Stamps from a little-known Polynesian paradise: Wallis and Futuna
[Editor's note: This is part I of a two-part feature on the fascinating stamps of Wallis and Futuna. Part II: Do some armchair traveling with Wallis and Futuna stamps]
By Janet Klug
Wallis and Futuna might be the least-known islands in all of the South Pacific. Well off the beaten track, remote Wallis and Futuna’s nearest neighbors are Fiji (346 miles southwest) and Samoa (405 miles west).
Wallis (also known as Uvea) Island and Futuna Island are about 100 miles apart. There are 23 islands within Wallis and Futuna, all but three of them uninhabited.
The first stamp shown here, Wallis and Futuna Scott 158, issued in 1962, depicts a map showing the location of Wallis and Futuna within the South Pacific. All three inhabited islands of Wallis and Futuna were originally settled by Polynesians arriving from Samoa and Tonga around A.D. 1000.

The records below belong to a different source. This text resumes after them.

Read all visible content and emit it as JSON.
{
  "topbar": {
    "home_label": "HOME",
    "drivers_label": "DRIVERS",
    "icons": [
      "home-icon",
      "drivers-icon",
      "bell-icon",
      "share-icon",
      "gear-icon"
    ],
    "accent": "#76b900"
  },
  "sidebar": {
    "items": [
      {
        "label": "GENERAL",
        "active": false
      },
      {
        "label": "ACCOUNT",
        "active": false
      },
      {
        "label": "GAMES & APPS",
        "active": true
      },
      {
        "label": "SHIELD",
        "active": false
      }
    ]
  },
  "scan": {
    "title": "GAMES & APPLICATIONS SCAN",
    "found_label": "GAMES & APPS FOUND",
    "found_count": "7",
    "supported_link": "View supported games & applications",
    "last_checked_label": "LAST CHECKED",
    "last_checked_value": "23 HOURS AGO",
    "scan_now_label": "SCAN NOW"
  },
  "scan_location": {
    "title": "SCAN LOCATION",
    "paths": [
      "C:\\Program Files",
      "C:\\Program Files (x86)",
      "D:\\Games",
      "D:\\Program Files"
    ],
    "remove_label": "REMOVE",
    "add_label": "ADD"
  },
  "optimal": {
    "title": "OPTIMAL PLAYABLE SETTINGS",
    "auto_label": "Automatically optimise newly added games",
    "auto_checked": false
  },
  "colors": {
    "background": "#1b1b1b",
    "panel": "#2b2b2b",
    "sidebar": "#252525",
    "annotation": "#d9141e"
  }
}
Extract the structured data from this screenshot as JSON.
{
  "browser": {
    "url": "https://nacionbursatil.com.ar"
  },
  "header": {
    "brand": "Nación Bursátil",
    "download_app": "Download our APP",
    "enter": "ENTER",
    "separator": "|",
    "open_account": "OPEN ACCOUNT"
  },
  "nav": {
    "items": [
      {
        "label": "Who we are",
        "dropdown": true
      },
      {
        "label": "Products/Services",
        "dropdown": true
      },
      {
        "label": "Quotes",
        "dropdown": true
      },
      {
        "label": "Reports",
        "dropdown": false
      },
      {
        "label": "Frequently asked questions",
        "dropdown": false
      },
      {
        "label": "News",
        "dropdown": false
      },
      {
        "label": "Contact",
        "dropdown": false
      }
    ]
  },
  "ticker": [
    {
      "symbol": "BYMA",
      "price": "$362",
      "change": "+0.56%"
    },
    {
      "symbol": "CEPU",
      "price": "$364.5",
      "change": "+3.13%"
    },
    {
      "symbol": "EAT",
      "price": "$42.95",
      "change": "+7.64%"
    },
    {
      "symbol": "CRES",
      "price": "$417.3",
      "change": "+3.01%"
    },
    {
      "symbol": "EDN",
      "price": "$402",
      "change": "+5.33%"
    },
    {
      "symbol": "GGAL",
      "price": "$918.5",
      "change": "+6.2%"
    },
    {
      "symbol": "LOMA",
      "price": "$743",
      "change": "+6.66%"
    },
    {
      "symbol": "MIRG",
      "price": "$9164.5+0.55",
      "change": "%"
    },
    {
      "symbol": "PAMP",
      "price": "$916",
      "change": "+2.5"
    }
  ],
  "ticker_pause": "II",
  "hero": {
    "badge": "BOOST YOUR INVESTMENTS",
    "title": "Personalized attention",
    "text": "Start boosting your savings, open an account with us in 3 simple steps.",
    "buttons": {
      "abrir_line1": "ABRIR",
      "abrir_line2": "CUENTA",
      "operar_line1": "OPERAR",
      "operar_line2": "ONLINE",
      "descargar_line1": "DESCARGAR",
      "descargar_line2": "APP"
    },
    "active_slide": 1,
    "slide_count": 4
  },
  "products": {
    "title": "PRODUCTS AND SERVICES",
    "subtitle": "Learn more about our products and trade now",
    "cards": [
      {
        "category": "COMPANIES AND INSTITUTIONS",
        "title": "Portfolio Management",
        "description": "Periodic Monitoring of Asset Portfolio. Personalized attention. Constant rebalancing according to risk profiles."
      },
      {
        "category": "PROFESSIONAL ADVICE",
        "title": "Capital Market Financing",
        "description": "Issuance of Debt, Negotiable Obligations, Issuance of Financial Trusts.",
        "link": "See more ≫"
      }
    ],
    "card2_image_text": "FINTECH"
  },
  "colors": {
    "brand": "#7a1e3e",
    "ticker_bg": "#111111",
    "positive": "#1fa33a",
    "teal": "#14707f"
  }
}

The islands of Futuna and Alofi were discovered by Dutch navigators Willem Schouten and Jacob LeMaire in 1616. They named them Hoorn Eylanden, after Schouten’s birth city, Hoorn, in the Netherlands.
A strip of three stamps from 1986 (Scott 340) commemorates the 370th anniversary of the explorers’ discovery of Hoorn Islands, depicting Schouten and LeMaire and a map of Futuna (also known as Alo) and Alofi islands. In 1767, the Cornish explorer Samuel Wallis, aboard the HMS Dolphin, discovered the island that now bears his name.
Wallis and Futuna became a French protectorate in 1842, and that status was formalized in 1887. In 1961, the islands became a French overseas territory, gaining the opportunity for self-government.
Today the Territory of the Wallis and Futuna Islands has a population that hovers around 15,000, most of whom are Polynesian.
Marist missionaries brought the Catholic faith to Wallis and Futuna in 1837. One of the priests, Father Pierre Louis Marie Chanel, became a martyr for the cause in 1841 on Futuna Island and was canonized by the Catholic Church in 1954.
Several stamps have been issued for Father Chanel, now known as St. Peter Chanel; the earliest one (shown here) in 1955 (Scott C12). Today almost all of the islands’ population retains the Catholic faith.
Few people travel to Wallis and Futuna because getting there is neither cheap nor easy. There are direct flights from New Caledonia and Fiji, but the fares are high. Once a traveler arrives, there are few hotels, and they, too, are very expensive. Armchair travel enabled by Wallis and Futuna stamps is certainly the least expensive and easiest way to explore these remote islands.
Wallis and Futuna’s first stamps, issued in 1920, were New Caledonia stamps of 1905-28 overprinted “ILES WALLIS et FUTUNA,” as shown on Wallis and Futuna Scott 1, pictured here.
Prior to the release of these overprinted issues, regular stamps of New Caledonia were used in Wallis and Futuna.
In the 1930s, French colonial common-design stamps were issued for use in Wallis and Futuna.
It wasn’t until 1944 that the islands released their first uniquely Wallis and Futuna stamps (Scott 127-40), depicting an ivi po’o (small bone cylinder) carved with a tiki.